My video essay is divided into three ‘chapters’, each utilising the ‘stares’ that Jameson identifies as being the dominant mode of communication in the Spaghetti Western. My splicing of various reaction shots (from Sukiyaki Western Django, The Good, the Bad and the Ugly, The Good, the Bad, the Weird and For a Few Dollars More (Sergio Leone, 1965)) is intended to create a relatively simple Kuleshov Effect, with each chapter inviting the viewer to chart a spatial and cultural relationship between the films by the association of sequential clips. Each viewer will of course interpret these relationships as they see fit, but my own reading goes something like this:

  • Chapter One takes one of Sukiyaki Western Django’s most overt references to the Italian Western – the machine-gun-in-a-coffin trope from Django (Sergio Corbucci, 1966) – and places the main characters from For a Few Dollars More (Lee van Cleef’s Douglas Mortimer and Clint Eastwood’s Monco) gazing in confused incomprehension at how their genre has become part of a raucous network of ‘cult’ citations. Just as Miike’s use of the Spaghetti Western is seen to be one of pastiche and parody, his film is seen by Mortimer and Monco to be a messy assembly of cinephilic reference points.
  • While Chapter One positioned Spaghetti Western characters spectating from afar as their films’ legacies become ‘mashed up’ ingredients of a transnational soup of cult cinema, Chapter Two shows characters from Leone’s films entering the fray to confront this impertinence. The three-way duels of both The Good, the Bad and the Ugly and The Good, the Bad, the Weird therefore meet, to become a single six-way duel. The shifting stares and building tension anticipate an inevitably explosive climax to this confrontation, but the fact that the two scenes are so easily merged hints at Kim Jee Woon’s stylistic fidelity to Leone, in contrast to the more boisterous citations of Sukiyaki Western Django.
  • Chapter Two gave aural precedence to the Spaghetti Western by retaining Ennio Morricone’s ‘Il triello’ throughout. Now, this shifts to Kim’s film, as Dalparan and Jang Young-gyu’s triumphant score dominates. Kim’s ‘The Good’ is seen effortlessly picking off government troops, and Leone’s own ‘The Good’ turns up once again, this time to help out. However, he soon realises that he is not required. His wry grin and tip of the hat registers his recognition that the Spaghetti Western’s transnational legacy is in safe hands, and he is free to ride off into the annals of film history.

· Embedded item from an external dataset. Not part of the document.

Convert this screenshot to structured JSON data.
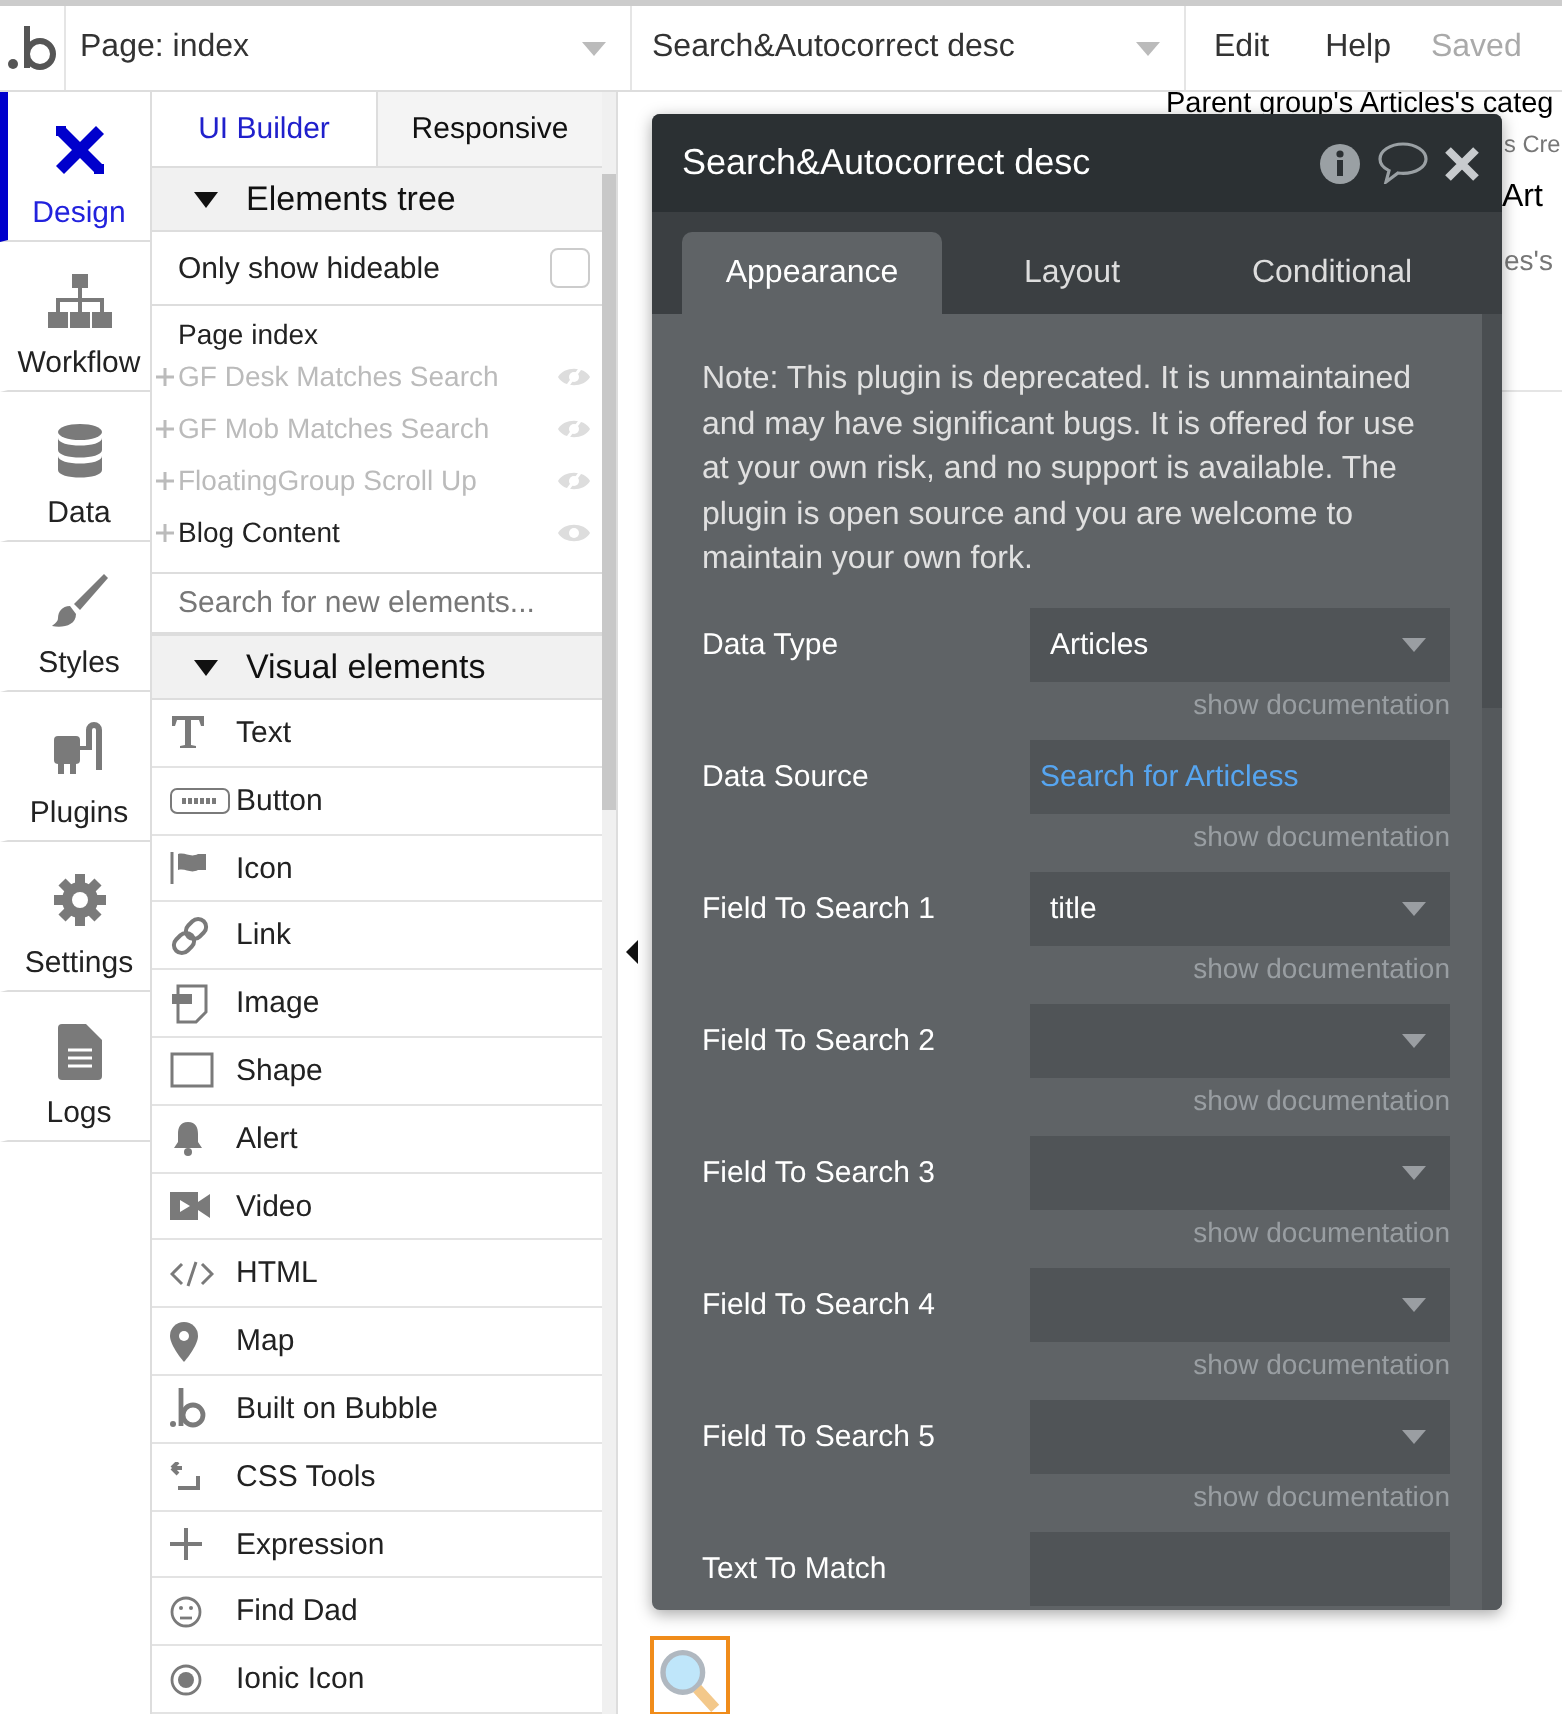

This video essay therefore seeks to illustrate in an audio-visual mode one thread of Cho’s argument: that Kim’s use of the Italian genre performs a different, more synergistic, function to the oft-analysed ‘postmodern’ approach of Miike and his collaborators (in particular, Quentin Tarantino). The loose narrative passage from incomprehension, through confrontation, and finally to cooperation charts the Spaghetti Western’s innate transnationalism as a dynamic part of what Cho terms ‘the two-way traffic of genre’s translation of culture’.

Endnotes

[i] The exact number of Italian Westerns produced in these years of course depends on how one defines the words ‘Italian’ and ‘Western’. My own research puts the total at 493, by defining the category as ‘films produced or co-produced by Italian studios, whose narratives are located in the USA, Mexico or Canada and set between the start of the Gold Rush (1848) and the Mexican Revolution of 1910–1920’ (Austin Fisher, Radical Frontiers in the Spaghetti Western: Politics, Violence and Popular Italian Cinema (London: IB Tauris, 2011), pp. 224, 258).

[ii] The word ‘filone’ is generally preferred to ‘genre’ in scholarship around popular Italian cinema of the 1960s and 1970s, as a way of distinguishing this industrial context from that of Hollywood.

[iii] Dimitris Eleftheriotis, Popular Cinemas of Europe: Studies of Texts, Contexts and Frameworks (London: Continuum, 2001), p. 98.

[iv] Richard T. Jameson, ‘Something to do With Death: A Fistful of Sergio Leone’, Film Comment, March-April 1973, 8-16 (p.11). Jameson’s comment was in specific reference to Once Upon a Time in the West (Sergio Leone, 1968), but I think applies equally to the sequence under consideration here.